Social protection corresponds to all the mechanisms that allow citizens to financially overcome the consequences of social risks, i.e. events that may lead to a reduction in resources or an increase in expenditure (sickness, old age, accidents, disability, unemployment, maternity, etc.).
According to statistics from the Department of Research, Studies, Evaluation and Statistics (Drees), France devoted 33.3% of its gross domestic product (GDP) to social protection in 2021, i.e. 834 billion euros, which corresponds to approximately 12,350 euros per inhabitant. Still in relation to GDP, France is the European country that devotes the most to social protection, just ahead of Austria (31.8% in 2021), Italy (31.5%) and Germany (31. 0%).

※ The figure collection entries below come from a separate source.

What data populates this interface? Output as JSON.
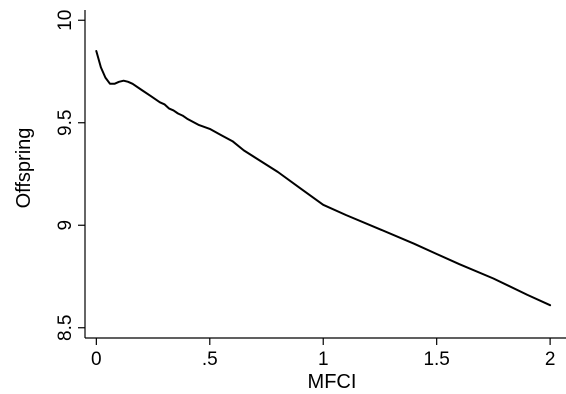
{
  "chart_data": {
    "type": "line",
    "xlabel": "MFCI",
    "ylabel": "Offspring",
    "xlim": [
      -0.05,
      2.07
    ],
    "ylim": [
      8.45,
      10.05
    ],
    "grid": false,
    "x_ticks": [
      {
        "value": 0,
        "label": "0"
      },
      {
        "value": 0.5,
        "label": ".5"
      },
      {
        "value": 1,
        "label": "1"
      },
      {
        "value": 1.5,
        "label": "1.5"
      },
      {
        "value": 2,
        "label": "2"
      }
    ],
    "y_ticks": [
      {
        "value": 8.5,
        "label": "8.5"
      },
      {
        "value": 9,
        "label": "9"
      },
      {
        "value": 9.5,
        "label": "9.5"
      },
      {
        "value": 10,
        "label": "10"
      }
    ],
    "series": [
      {
        "x": [
          0.0,
          0.02,
          0.04,
          0.06,
          0.08,
          0.1,
          0.12,
          0.14,
          0.16,
          0.2,
          0.24,
          0.28,
          0.3,
          0.32,
          0.34,
          0.36,
          0.38,
          0.4,
          0.45,
          0.5,
          0.55,
          0.6,
          0.65,
          0.7,
          0.8,
          0.9,
          1.0,
          1.1,
          1.25,
          1.4,
          1.5,
          1.6,
          1.75,
          1.9,
          2.0
        ],
        "y": [
          9.85,
          9.77,
          9.72,
          9.69,
          9.69,
          9.7,
          9.705,
          9.7,
          9.69,
          9.66,
          9.63,
          9.6,
          9.59,
          9.57,
          9.56,
          9.545,
          9.535,
          9.52,
          9.49,
          9.47,
          9.44,
          9.41,
          9.365,
          9.33,
          9.26,
          9.18,
          9.1,
          9.05,
          8.98,
          8.91,
          8.86,
          8.81,
          8.74,
          8.66,
          8.61
        ]
      }
    ]
  }
}
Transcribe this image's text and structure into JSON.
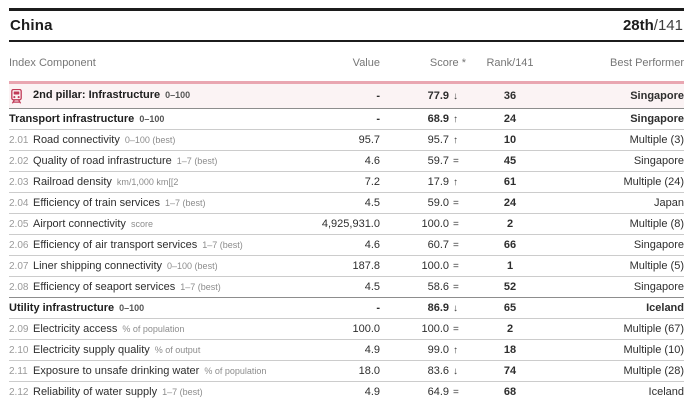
{
  "header": {
    "country": "China",
    "rank": "28th",
    "rank_total": "/141"
  },
  "colors": {
    "accent_pink": "#e9a6b1",
    "pillar_bg": "#fbf3f4",
    "brand_crimson": "#c13b58",
    "rule_dark": "#1c1c1c"
  },
  "columns": {
    "component": "Index Component",
    "value": "Value",
    "score": "Score *",
    "rank": "Rank/141",
    "best": "Best Performer"
  },
  "table": {
    "rows": [
      {
        "type": "pillar",
        "icon": "train-icon",
        "label": "2nd pillar: Infrastructure",
        "unit": "0–100",
        "value": "-",
        "score": "77.9",
        "trend": "↓",
        "rank": "36",
        "best": "Singapore"
      },
      {
        "type": "section",
        "label": "Transport infrastructure",
        "unit": "0–100",
        "value": "-",
        "score": "68.9",
        "trend": "↑",
        "rank": "24",
        "best": "Singapore"
      },
      {
        "type": "normal",
        "num": "2.01",
        "label": "Road connectivity",
        "unit": "0–100 (best)",
        "value": "95.7",
        "score": "95.7",
        "trend": "↑",
        "rank": "10",
        "best": "Multiple (3)"
      },
      {
        "type": "normal",
        "num": "2.02",
        "label": "Quality of road infrastructure",
        "unit": "1–7 (best)",
        "value": "4.6",
        "score": "59.7",
        "trend": "=",
        "rank": "45",
        "best": "Singapore"
      },
      {
        "type": "normal",
        "num": "2.03",
        "label": "Railroad density",
        "unit": "km/1,000 km[[2",
        "value": "7.2",
        "score": "17.9",
        "trend": "↑",
        "rank": "61",
        "best": "Multiple (24)"
      },
      {
        "type": "normal",
        "num": "2.04",
        "label": "Efficiency of train services",
        "unit": "1–7 (best)",
        "value": "4.5",
        "score": "59.0",
        "trend": "=",
        "rank": "24",
        "best": "Japan"
      },
      {
        "type": "normal",
        "num": "2.05",
        "label": "Airport connectivity",
        "unit": "score",
        "value": "4,925,931.0",
        "score": "100.0",
        "trend": "=",
        "rank": "2",
        "best": "Multiple (8)"
      },
      {
        "type": "normal",
        "num": "2.06",
        "label": "Efficiency of air transport services",
        "unit": "1–7 (best)",
        "value": "4.6",
        "score": "60.7",
        "trend": "=",
        "rank": "66",
        "best": "Singapore"
      },
      {
        "type": "normal",
        "num": "2.07",
        "label": "Liner shipping connectivity",
        "unit": "0–100 (best)",
        "value": "187.8",
        "score": "100.0",
        "trend": "=",
        "rank": "1",
        "best": "Multiple (5)"
      },
      {
        "type": "normal",
        "num": "2.08",
        "label": "Efficiency of seaport services",
        "unit": "1–7 (best)",
        "value": "4.5",
        "score": "58.6",
        "trend": "=",
        "rank": "52",
        "best": "Singapore"
      },
      {
        "type": "section",
        "label": "Utility infrastructure",
        "unit": "0–100",
        "value": "-",
        "score": "86.9",
        "trend": "↓",
        "rank": "65",
        "best": "Iceland"
      },
      {
        "type": "normal",
        "num": "2.09",
        "label": "Electricity access",
        "unit": "% of population",
        "value": "100.0",
        "score": "100.0",
        "trend": "=",
        "rank": "2",
        "best": "Multiple (67)"
      },
      {
        "type": "normal",
        "num": "2.10",
        "label": "Electricity supply quality",
        "unit": "% of output",
        "value": "4.9",
        "score": "99.0",
        "trend": "↑",
        "rank": "18",
        "best": "Multiple (10)"
      },
      {
        "type": "normal",
        "num": "2.11",
        "label": "Exposure to unsafe drinking water",
        "unit": "% of population",
        "value": "18.0",
        "score": "83.6",
        "trend": "↓",
        "rank": "74",
        "best": "Multiple (28)"
      },
      {
        "type": "normal",
        "num": "2.12",
        "label": "Reliability of water supply",
        "unit": "1–7 (best)",
        "value": "4.9",
        "score": "64.9",
        "trend": "=",
        "rank": "68",
        "best": "Iceland"
      }
    ]
  }
}
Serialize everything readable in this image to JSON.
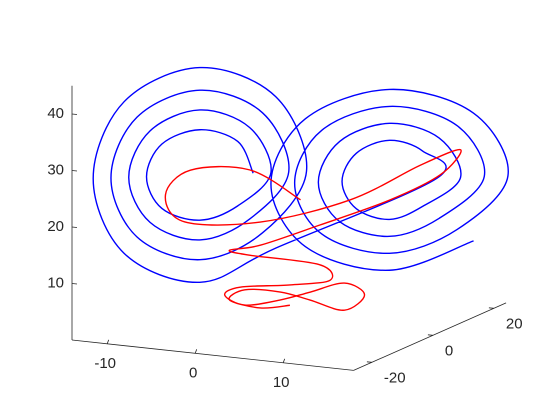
{
  "chart_data": {
    "type": "line3d",
    "xlim": [
      -14,
      18
    ],
    "ylim": [
      -26,
      24
    ],
    "zlim": [
      0,
      45
    ],
    "xticks": [
      -10,
      0,
      10
    ],
    "yticks": [
      -20,
      0,
      20
    ],
    "zticks": [
      10,
      20,
      30,
      40
    ],
    "series": [
      {
        "color": "#0000ff",
        "x": [
          -1.8,
          -3.1,
          -6.3,
          -9.5,
          -10.8,
          -9.5,
          -6.3,
          -3.1,
          -0.3,
          -2.1,
          -6.3,
          -10.5,
          -12.3,
          -10.5,
          -6.3,
          -2.1,
          1.2,
          -1.0,
          -6.3,
          -11.6,
          -13.8,
          -11.6,
          -6.3,
          -1.0,
          2.7,
          0.1,
          -6.3,
          -12.7,
          -15.3,
          -12.7,
          -6.3,
          0.1,
          13.7,
          12.5,
          9.7,
          6.9,
          5.7,
          6.9,
          9.7,
          12.5,
          15.7,
          13.9,
          9.7,
          5.5,
          3.7,
          5.5,
          9.7,
          13.9,
          17.7,
          15.4,
          9.7,
          4.0,
          1.7,
          4.0,
          9.7,
          15.4,
          19.7,
          16.8,
          9.7,
          2.6,
          -0.3,
          2.6,
          9.7,
          16.8
        ],
        "y": [
          -1.8,
          -3.1,
          -6.3,
          -9.5,
          -10.8,
          -9.5,
          -6.3,
          -3.1,
          -0.3,
          -2.1,
          -6.3,
          -10.5,
          -12.3,
          -10.5,
          -6.3,
          -2.1,
          1.2,
          -1.0,
          -6.3,
          -11.6,
          -13.8,
          -11.6,
          -6.3,
          -1.0,
          2.7,
          0.1,
          -6.3,
          -12.7,
          -15.3,
          -12.7,
          -6.3,
          0.1,
          13.7,
          12.5,
          9.7,
          6.9,
          5.7,
          6.9,
          9.7,
          12.5,
          15.7,
          13.9,
          9.7,
          5.5,
          3.7,
          5.5,
          9.7,
          13.9,
          17.7,
          15.4,
          9.7,
          4.0,
          1.7,
          4.0,
          9.7,
          15.4,
          19.7,
          16.8,
          9.7,
          2.6,
          -0.3,
          2.6,
          9.7,
          16.8
        ],
        "z": [
          25.8,
          31.5,
          33.8,
          31.5,
          25.8,
          20.1,
          17.8,
          20.1,
          25.8,
          33.9,
          37.3,
          33.9,
          25.8,
          17.7,
          14.3,
          17.7,
          25.8,
          36.4,
          40.8,
          36.4,
          25.8,
          15.2,
          10.8,
          15.2,
          25.8,
          39.2,
          44.8,
          39.2,
          25.8,
          12.4,
          6.8,
          12.4,
          23.8,
          28.7,
          30.8,
          28.7,
          23.8,
          18.9,
          16.8,
          18.9,
          23.8,
          30.9,
          33.8,
          30.9,
          23.8,
          16.7,
          13.8,
          16.7,
          23.8,
          33.0,
          36.8,
          33.0,
          23.8,
          14.6,
          10.8,
          14.6,
          23.8,
          35.1,
          39.8,
          35.1,
          23.8,
          12.5,
          7.8,
          12.5
        ]
      },
      {
        "color": "#ff0000",
        "x": [
          2.2,
          -2.1,
          -7.1,
          -9.2,
          -7.6,
          -1.2,
          6.4,
          12.3,
          15.7,
          14.0,
          9.7,
          3.8,
          -1.2,
          -3.8,
          -2.1,
          3.8,
          4.7,
          1.3,
          -2.9,
          -4.2,
          -2.5,
          0.5,
          3.0,
          5.9,
          7.6,
          5.9,
          3.0,
          0.5,
          -2.5,
          -3.8,
          -1.2,
          1.3
        ],
        "y": [
          2.2,
          -2.1,
          -7.1,
          -9.2,
          -7.6,
          -1.2,
          6.4,
          12.3,
          15.7,
          14.0,
          9.7,
          3.8,
          -1.2,
          -3.8,
          -2.1,
          3.8,
          4.7,
          1.3,
          -2.9,
          -4.2,
          -2.5,
          0.5,
          3.0,
          5.9,
          7.6,
          5.9,
          3.0,
          0.5,
          -2.5,
          -3.8,
          -1.2,
          1.3
        ],
        "z": [
          20.8,
          26.4,
          26.7,
          22.5,
          17.6,
          17.1,
          20.5,
          26.2,
          28.7,
          24.4,
          20.2,
          16.2,
          13.0,
          12.3,
          11.3,
          9.2,
          6.4,
          5.8,
          5.7,
          4.4,
          2.5,
          3.2,
          4.4,
          5.8,
          3.6,
          1.0,
          3.0,
          4.6,
          5.2,
          3.5,
          1.9,
          2.2
        ]
      }
    ]
  }
}
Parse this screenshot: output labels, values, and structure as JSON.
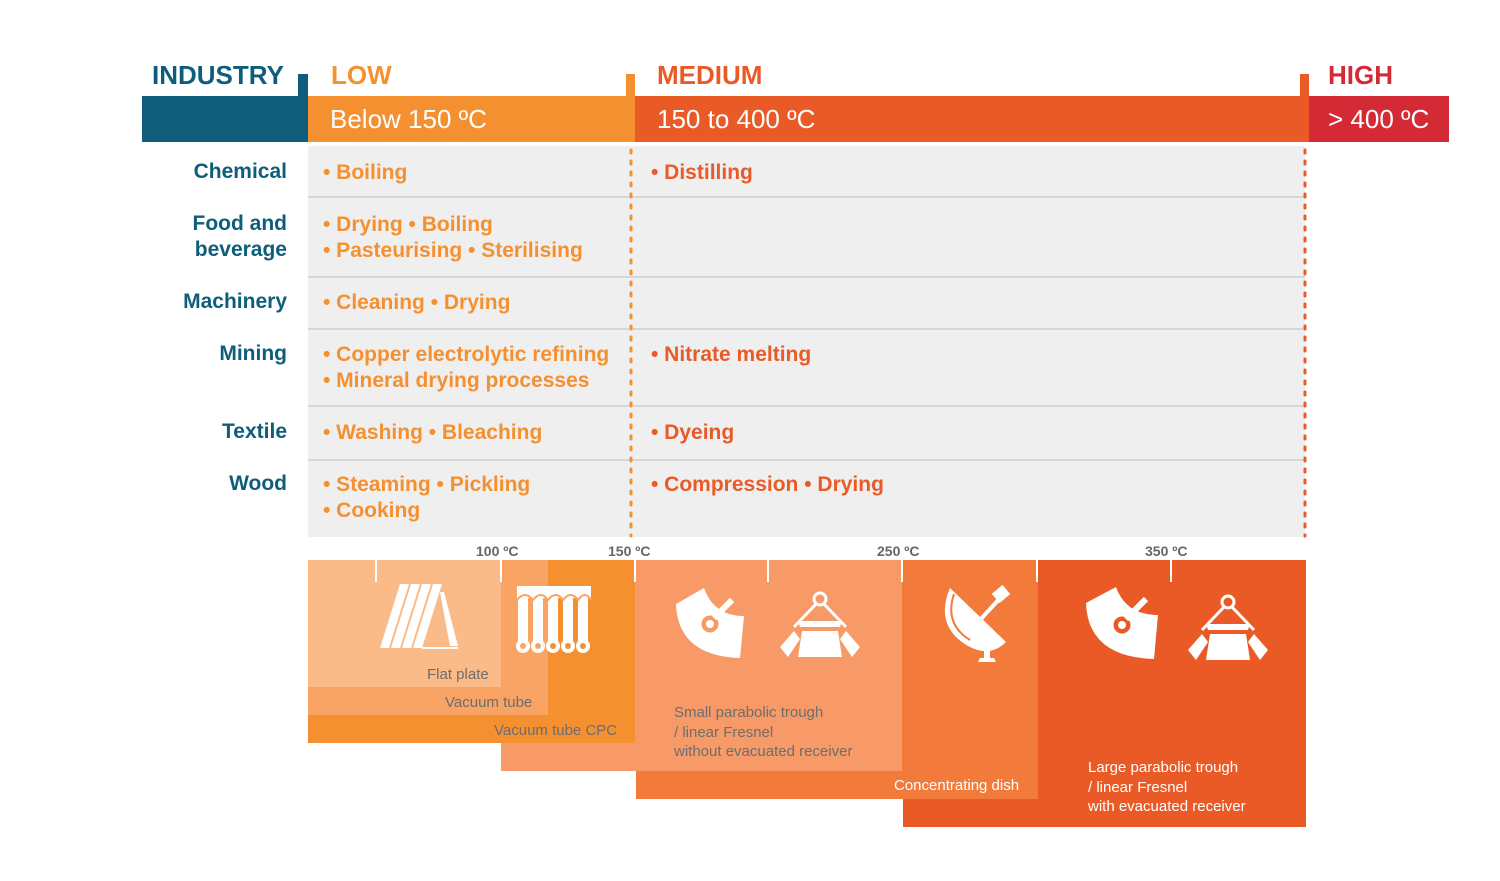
{
  "header": {
    "industry": "INDUSTRY",
    "low": "LOW",
    "medium": "MEDIUM",
    "high": "HIGH",
    "low_range": "Below 150 ºC",
    "medium_range": "150 to 400 ºC",
    "high_range": "> 400 ºC"
  },
  "rows": [
    {
      "label": "Chemical",
      "low": [
        "• Boiling"
      ],
      "medium": [
        "• Distilling"
      ]
    },
    {
      "label": "Food and beverage",
      "label_lines": [
        "Food and",
        "beverage"
      ],
      "low": [
        "• Drying • Boiling",
        "• Pasteurising • Sterilising"
      ],
      "medium": []
    },
    {
      "label": "Machinery",
      "low": [
        "• Cleaning • Drying"
      ],
      "medium": []
    },
    {
      "label": "Mining",
      "low": [
        "• Copper electrolytic refining",
        "• Mineral drying processes"
      ],
      "medium": [
        "• Nitrate melting"
      ]
    },
    {
      "label": "Textile",
      "low": [
        "• Washing • Bleaching"
      ],
      "medium": [
        "• Dyeing"
      ]
    },
    {
      "label": "Wood",
      "low": [
        "• Steaming • Pickling",
        "• Cooking"
      ],
      "medium": [
        "• Compression • Drying"
      ]
    }
  ],
  "temperature_ticks": [
    "100 ºC",
    "150 ºC",
    "250 ºC",
    "350 ºC"
  ],
  "technologies": [
    {
      "name": "Flat plate",
      "icon": "flat-plate-collector-icon"
    },
    {
      "name": "Vacuum tube",
      "icon": "vacuum-tube-collector-icon"
    },
    {
      "name": "Vacuum tube CPC",
      "icon": "vacuum-tube-cpc-icon"
    },
    {
      "name_lines": [
        "Small parabolic trough",
        "/ linear Fresnel",
        "without evacuated receiver"
      ],
      "icon": "parabolic-trough-icon"
    },
    {
      "name": "Concentrating dish",
      "icon": "concentrating-dish-icon"
    },
    {
      "name_lines": [
        "Large parabolic trough",
        "/ linear Fresnel",
        "with evacuated receiver"
      ],
      "icon": "linear-fresnel-icon"
    }
  ],
  "colors": {
    "industry": "#0e5e7b",
    "low": "#f59030",
    "medium": "#e95a27",
    "high": "#d42a36",
    "row_bg": "#efefef"
  }
}
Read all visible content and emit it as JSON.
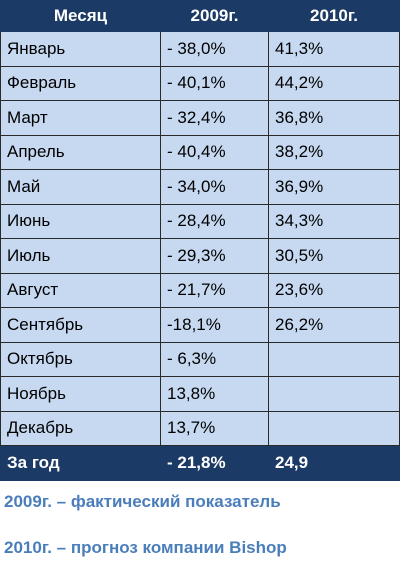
{
  "table": {
    "header": [
      "Месяц",
      "2009г.",
      "2010г."
    ],
    "rows": [
      [
        "Январь",
        "- 38,0%",
        "41,3%"
      ],
      [
        "Февраль",
        "- 40,1%",
        "44,2%"
      ],
      [
        "Март",
        "- 32,4%",
        "36,8%"
      ],
      [
        "Апрель",
        "- 40,4%",
        "38,2%"
      ],
      [
        "Май",
        "- 34,0%",
        "36,9%"
      ],
      [
        "Июнь",
        "- 28,4%",
        "34,3%"
      ],
      [
        "Июль",
        "- 29,3%",
        "30,5%"
      ],
      [
        "Август",
        "- 21,7%",
        "23,6%"
      ],
      [
        "Сентябрь",
        "-18,1%",
        "26,2%"
      ],
      [
        "Октябрь",
        "- 6,3%",
        ""
      ],
      [
        "Ноябрь",
        "13,8%",
        ""
      ],
      [
        "Декабрь",
        "13,7%",
        ""
      ]
    ],
    "total": [
      "За год",
      "- 21,8%",
      "24,9"
    ]
  },
  "notes": [
    "2009г. – фактический показатель",
    "2010г. – прогноз компании Bishop"
  ]
}
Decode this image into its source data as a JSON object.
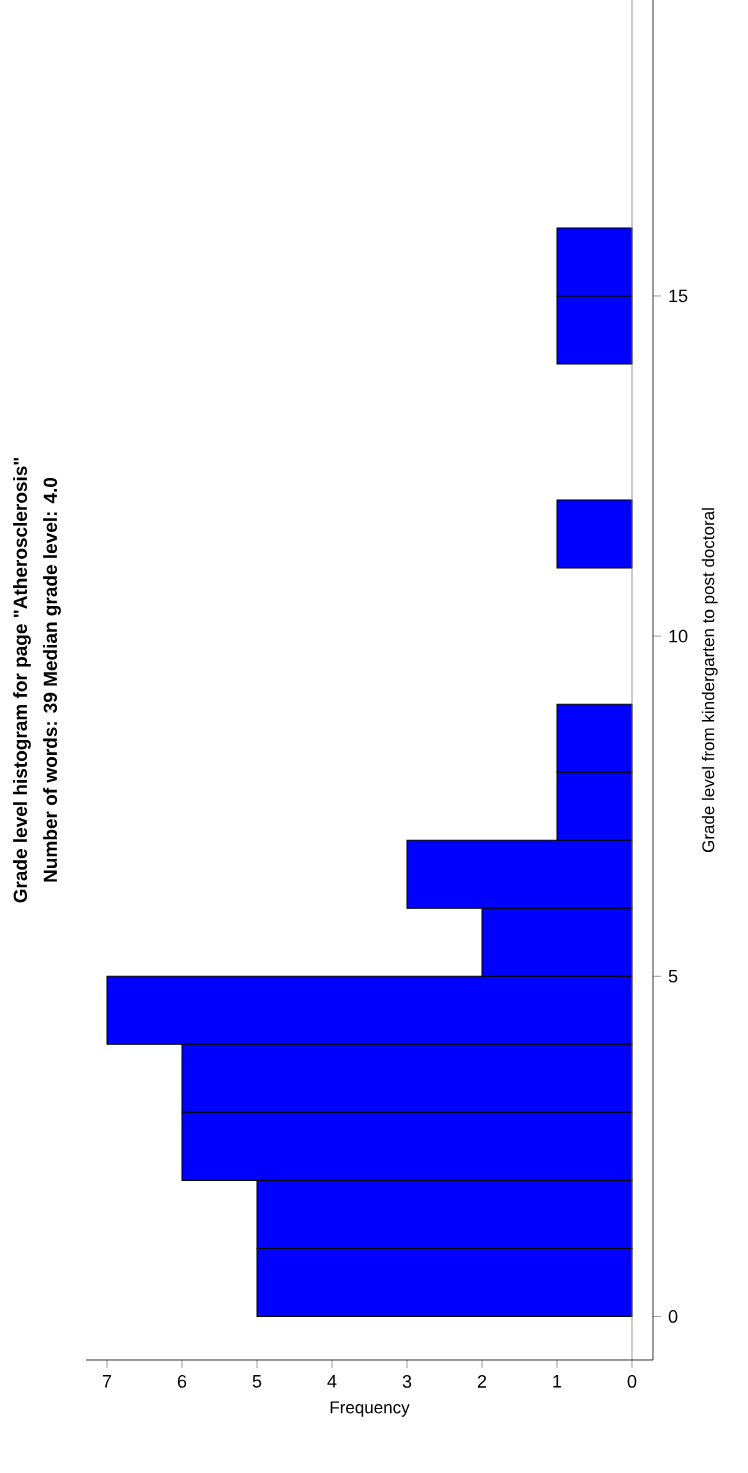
{
  "chart_data": {
    "type": "histogram",
    "orientation": "horizontal",
    "title": "Grade level histogram for page \"Atherosclerosis\"",
    "subtitle": "Number of words: 39 Median grade level: 4.0",
    "xlabel": "Frequency",
    "ylabel": "Grade level from kindergarten to post doctoral",
    "bins": [
      0,
      1,
      2,
      3,
      4,
      5,
      6,
      7,
      8,
      9,
      10,
      11,
      12,
      13,
      14,
      15,
      16
    ],
    "values": [
      5,
      5,
      6,
      6,
      7,
      2,
      3,
      1,
      1,
      0,
      0,
      1,
      0,
      0,
      1,
      1
    ],
    "color": "#0000ff",
    "xlim": [
      7.28,
      -0.28
    ],
    "ylim": [
      -0.64,
      19.35
    ],
    "xticks": [
      0,
      1,
      2,
      3,
      4,
      5,
      6,
      7
    ],
    "yticks": [
      0,
      5,
      10,
      15
    ],
    "ref_lines": [
      {
        "axis": "x",
        "value": 0,
        "color": "#808080"
      }
    ],
    "grid": false
  }
}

As reported by DREES, social security spending has continued to grow in all European countries. In 2021, they increased by 3.0% on average in the European Union and by 2.4% in France. Sickness expenditure, which represents nearly 29% of the total amount of social benefits, is the main factor behind the increase in expenditure in 2021, in particular in connection with the vaccination and screening campaigns for Covid-19, as well as the resumption of medical care.
Given that more than a quarter of the French population is now aged over 60 (compared to 17% in 1980), expenditure on health, survival and pensions, which particularly benefit this age group , represent the lion’s share of social benefits: regarding 80% of the total in 2021.